Phenotyping for clinical diagnostics: how much, how detailed and when?

Phenotypic information is essential at several stages of the diagnostics pathway, both upstream and downstream of genetic testing. Upstream of the test the information can help focus the disease area under investigation, inform choice of subsequent clinical tests and, if clinically indicated, inform the choice of an appropriate genetic test. Downstream of genetic testing, phenotype data along with family history is necessary to filter, prioritise, and interpret potential disease causing genetic variants. 

Our briefing illustrates the different approaches to phenotyping; ‘high-level’, ‘broad’ or ‘deep’. The most appropriate and effective phenotyping approach depends on the circumstances of each clinical case. Sometimes ‘high-level’ phenotyping is sufficient to determine the choice of genetic test and data interpretation. In other cases, the different approaches to phenotyping may be warranted at different stages of the diagnostic pathway depending on the outcome of the genetic test. 

Take for example a patient presenting with an aortopathy (disease of the aorta).
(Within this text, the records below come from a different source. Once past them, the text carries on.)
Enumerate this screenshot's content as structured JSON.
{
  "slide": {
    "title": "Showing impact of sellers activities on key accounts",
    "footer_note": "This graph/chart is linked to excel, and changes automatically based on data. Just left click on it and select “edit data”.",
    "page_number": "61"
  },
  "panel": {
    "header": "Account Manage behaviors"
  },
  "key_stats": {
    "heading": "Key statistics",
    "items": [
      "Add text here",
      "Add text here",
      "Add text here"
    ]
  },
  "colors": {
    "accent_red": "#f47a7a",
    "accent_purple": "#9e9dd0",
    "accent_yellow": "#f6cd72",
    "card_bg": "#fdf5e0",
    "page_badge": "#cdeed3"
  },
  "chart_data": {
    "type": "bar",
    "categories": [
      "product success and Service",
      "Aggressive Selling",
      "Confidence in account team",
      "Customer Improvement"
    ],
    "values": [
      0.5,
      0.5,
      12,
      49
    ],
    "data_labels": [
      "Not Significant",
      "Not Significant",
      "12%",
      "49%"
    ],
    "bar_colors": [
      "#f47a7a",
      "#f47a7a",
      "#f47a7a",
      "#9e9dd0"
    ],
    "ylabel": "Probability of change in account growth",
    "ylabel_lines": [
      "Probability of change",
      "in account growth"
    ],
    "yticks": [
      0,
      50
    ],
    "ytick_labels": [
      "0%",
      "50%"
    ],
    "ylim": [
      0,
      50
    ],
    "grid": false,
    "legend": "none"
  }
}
Multiple genes a re involved in causing aortopathies and there are several conditions associated with overlapping clinical manifestations. So a careful search has to be made to ascertain broad phenotypes and ensure these are captured to help interpret results as well as undertaking the correct genetic test. To begin to focus the potential genetic cause of the aortopathy, the clinician may consider whether the patient has Marfan’s syndrome. ‘High-level' phenotyping, involving non-invasive, physical examinations for skeletal features  as well as of eye and heart features can determine whether the typical features associated with Marfan’s are present in the patient. If the phenotype assessment using standard and accepted clinical diagnostic criteria along with family and medical history is indicative of Marfan’s, then the clinician would proceed to order a genetic test for the fibrillin (FBN1) gene to confirm the suspected diagnosis. Mutations in this gene affect the function of the protein fibrillin-1, essential for structural support in connective tissue throughout the body. If a pathogenic mutation is not found in FBN1, it may be necessary to perform further phenotyping, this time broader and deeper, covering the spectrum of clinical manifestations that might accompany aortopathies in order to further focus the choice of genetic test and subsequent data analysis and interpretation.

Loeys-Dietz syndrome has features similar to Marfan’s syndrome, but is caused by mutations in the TGF-beta receptor genes (TGFBR1, TGFBR2) rather than FBN1. Conversely mutations in the FBN1 gene can cause conditions other than Marfan’s syndrome, for example Ectopia Lentis syndrome which shares some, but not all, features with Marfan’s syndrome  - even if mutations are found within the FBN1 gene it can be appropriate to cross-check phenotypes with associated syndromes. 

Realising genomic medicine

In healthcare settings, phenotyping and genotyping do not strictly follow a unidirectional course and it is not always possible to anticipate the types of clinical tests necessary to solve a diagnostic puzzle before performing the genetic test itself. In fact, collecting comprehensive and detailed phenotypic information prior to the genetic may not always be attainable or essential in some cases, and indeed doing so when unnecessary may have negative consequences. These include deflecting limited resources from other clinical needs, delays in patients being assessed and delays in patients being referred for genetic testing. 

Undoubtedly, the full potential of genomic data can only be realised by integrating with phenotypic information in a seamless process. Considered clinical data collection will be integral to this process.